A popular theory of women’s underachievement in math concerns stereotype threat (first proposed by Spencer, Steele, and Quinn in a 1999 paper). I have reported on this on several occasions. However, a recent review of this research claims that many of the studies were flawed in their methodology and statistical analysis.
Of the 141 studies that cited the original article and related to mathematics, only 23 met the criteria needed (in the reviewers’ opinion) to replicate the original study:
- Both genders tested
- Math test used
- Subjects recruited regardless of preexisting beliefs about gender stereotypes
- Subjects randomly assigned to experimental conditions
Of these 23, three involved younger participants (< 18 years) and were excluded. Of the remaining 20 studies, only 11 (55%) replicated the original effect (a significant interaction between gender and stereotype threat, and women performing significantly worse in the threat condition than in the threat condition compared to men).

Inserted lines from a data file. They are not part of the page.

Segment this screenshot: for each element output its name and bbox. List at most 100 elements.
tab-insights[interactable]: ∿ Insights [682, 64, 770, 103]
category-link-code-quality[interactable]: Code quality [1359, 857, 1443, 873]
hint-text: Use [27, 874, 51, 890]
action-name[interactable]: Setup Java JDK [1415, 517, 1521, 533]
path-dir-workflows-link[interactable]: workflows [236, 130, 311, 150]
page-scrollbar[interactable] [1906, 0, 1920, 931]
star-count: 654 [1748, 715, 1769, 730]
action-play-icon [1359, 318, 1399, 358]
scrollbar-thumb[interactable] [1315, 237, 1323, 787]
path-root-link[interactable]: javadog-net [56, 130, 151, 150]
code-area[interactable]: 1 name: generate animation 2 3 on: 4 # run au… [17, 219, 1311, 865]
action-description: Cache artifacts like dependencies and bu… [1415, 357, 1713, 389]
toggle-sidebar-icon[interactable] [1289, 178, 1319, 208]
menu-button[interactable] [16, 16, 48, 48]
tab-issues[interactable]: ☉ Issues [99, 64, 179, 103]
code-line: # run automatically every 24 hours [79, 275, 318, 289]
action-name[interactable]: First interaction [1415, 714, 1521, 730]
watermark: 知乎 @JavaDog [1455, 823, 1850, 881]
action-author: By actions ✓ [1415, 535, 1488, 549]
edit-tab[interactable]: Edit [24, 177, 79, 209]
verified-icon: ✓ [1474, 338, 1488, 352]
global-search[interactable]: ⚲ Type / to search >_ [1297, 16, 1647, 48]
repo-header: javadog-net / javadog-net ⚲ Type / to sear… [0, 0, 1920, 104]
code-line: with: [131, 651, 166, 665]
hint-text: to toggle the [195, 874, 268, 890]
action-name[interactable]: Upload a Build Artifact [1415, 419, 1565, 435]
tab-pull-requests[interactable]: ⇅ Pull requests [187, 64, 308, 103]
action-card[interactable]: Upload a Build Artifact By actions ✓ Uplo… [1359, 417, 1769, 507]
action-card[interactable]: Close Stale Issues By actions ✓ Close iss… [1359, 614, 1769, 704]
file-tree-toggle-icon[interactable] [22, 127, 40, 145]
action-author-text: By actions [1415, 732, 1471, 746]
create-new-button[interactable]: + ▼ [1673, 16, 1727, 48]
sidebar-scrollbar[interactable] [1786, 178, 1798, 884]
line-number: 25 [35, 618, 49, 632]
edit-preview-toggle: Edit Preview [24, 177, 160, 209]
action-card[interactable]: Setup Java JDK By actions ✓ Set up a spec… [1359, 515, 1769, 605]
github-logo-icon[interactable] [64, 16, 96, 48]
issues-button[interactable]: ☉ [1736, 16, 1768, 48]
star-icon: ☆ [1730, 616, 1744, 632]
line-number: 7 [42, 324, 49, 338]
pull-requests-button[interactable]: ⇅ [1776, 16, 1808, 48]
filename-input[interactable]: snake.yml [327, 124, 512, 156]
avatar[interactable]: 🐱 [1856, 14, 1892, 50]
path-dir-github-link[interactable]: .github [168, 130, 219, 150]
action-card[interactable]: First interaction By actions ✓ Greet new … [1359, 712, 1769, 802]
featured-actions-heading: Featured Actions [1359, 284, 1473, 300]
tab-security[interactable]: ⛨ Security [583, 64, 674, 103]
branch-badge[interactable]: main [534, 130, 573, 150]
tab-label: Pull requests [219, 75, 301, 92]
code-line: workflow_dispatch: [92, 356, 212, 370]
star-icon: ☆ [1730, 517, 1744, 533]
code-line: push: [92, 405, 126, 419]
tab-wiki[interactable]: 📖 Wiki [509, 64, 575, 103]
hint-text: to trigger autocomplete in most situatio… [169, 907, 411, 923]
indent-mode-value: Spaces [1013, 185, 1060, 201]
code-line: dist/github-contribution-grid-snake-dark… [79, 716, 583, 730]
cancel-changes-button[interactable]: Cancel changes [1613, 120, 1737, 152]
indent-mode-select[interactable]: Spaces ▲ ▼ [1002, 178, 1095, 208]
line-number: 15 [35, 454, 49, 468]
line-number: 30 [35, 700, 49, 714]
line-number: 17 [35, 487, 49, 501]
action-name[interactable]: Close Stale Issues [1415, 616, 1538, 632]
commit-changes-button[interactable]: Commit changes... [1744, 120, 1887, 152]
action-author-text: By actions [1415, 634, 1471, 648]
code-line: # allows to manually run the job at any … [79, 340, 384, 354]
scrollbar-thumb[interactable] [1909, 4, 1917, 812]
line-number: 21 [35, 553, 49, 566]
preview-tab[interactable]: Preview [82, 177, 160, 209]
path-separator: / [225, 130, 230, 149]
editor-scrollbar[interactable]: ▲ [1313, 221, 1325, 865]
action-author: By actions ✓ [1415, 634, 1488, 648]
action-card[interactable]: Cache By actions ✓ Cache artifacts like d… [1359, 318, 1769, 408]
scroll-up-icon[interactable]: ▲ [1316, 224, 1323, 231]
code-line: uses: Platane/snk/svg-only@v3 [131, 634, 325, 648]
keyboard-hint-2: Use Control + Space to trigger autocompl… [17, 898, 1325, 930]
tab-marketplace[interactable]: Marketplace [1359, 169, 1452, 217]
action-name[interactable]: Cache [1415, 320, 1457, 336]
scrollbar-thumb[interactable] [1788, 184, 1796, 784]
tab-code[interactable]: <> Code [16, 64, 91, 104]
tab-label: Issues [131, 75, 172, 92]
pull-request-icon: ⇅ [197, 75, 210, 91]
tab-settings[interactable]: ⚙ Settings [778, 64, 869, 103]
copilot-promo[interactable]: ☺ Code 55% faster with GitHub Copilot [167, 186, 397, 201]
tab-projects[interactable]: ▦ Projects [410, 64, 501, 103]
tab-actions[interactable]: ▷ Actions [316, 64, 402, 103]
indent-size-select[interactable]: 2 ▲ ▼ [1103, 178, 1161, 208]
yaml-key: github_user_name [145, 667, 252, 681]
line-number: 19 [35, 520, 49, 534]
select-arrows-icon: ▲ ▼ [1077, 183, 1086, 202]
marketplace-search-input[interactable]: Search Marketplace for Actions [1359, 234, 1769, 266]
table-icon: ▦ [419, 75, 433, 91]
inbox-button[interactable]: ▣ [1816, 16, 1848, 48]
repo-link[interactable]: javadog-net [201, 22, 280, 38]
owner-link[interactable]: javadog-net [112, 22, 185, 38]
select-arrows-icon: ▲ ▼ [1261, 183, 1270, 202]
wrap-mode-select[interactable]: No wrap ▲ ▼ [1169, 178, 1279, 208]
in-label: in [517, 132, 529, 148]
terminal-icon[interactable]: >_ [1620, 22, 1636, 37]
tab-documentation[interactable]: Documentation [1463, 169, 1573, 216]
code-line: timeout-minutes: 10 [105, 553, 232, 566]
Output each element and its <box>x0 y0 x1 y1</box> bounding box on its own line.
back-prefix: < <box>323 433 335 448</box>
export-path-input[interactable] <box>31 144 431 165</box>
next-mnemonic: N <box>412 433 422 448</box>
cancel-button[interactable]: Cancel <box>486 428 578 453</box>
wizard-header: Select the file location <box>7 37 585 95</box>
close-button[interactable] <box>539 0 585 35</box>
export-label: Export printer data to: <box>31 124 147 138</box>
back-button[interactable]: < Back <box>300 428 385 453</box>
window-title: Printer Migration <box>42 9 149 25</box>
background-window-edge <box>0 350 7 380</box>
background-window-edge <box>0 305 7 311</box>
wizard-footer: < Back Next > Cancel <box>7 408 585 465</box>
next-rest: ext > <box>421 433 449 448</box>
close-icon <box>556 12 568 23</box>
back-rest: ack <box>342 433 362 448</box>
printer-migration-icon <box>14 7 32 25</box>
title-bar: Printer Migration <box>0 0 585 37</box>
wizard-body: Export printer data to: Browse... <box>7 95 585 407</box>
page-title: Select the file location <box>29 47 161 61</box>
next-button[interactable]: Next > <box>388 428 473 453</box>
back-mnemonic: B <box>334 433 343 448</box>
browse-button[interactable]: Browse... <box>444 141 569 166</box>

Moreover, half the studies confounded the results by statistically adjusting preexisting math scores. That is, the researchers tried to adjust for any preexisting differences in math performance by using a previous math assessment measure such as SAT score to ‘tweak’ the baseline score. This practice has been the subject of some debate, and the reviewers come out firmly against it, arguing that “an important assumption of a covariate analysis is that the groups do not differ on the covariate. But that group difference is exactly what stereotype threat theory tries to explain!” Note, too, that the original study didn’t make such an adjustment.
So what happens if we exclude those studies that confounded the results? That leaves ten studies, of which only three found an effect (and one of these found the effect only in a subset of the math test). In other words, overwhelmingly, it was the studies that adjusted the scores that found an effect (8/10), while those that didn’t adjust them didn’t find the effect (7/10).
The power of the adjustment in producing the effect was confirmed in a meta-analysis.
Now these researchers aren’t saying that stereotype threat doesn’t exist, or that it doesn’t have an effect on women in this domain. Their point is that the size of the effect, and the evidence for the effect, has come to be regarded as greater and more robust than the research warrants.
At a practical level, this may have led to too much emphasis on tackling this problem at the expense of investigating other possible causes and designing other useful interventions.
Kane, J. M., & Mertz, J. E. (2012). Debunking Myths about Gender and Mathematics Performance. Notices of the AMS, 59(1), 10-21.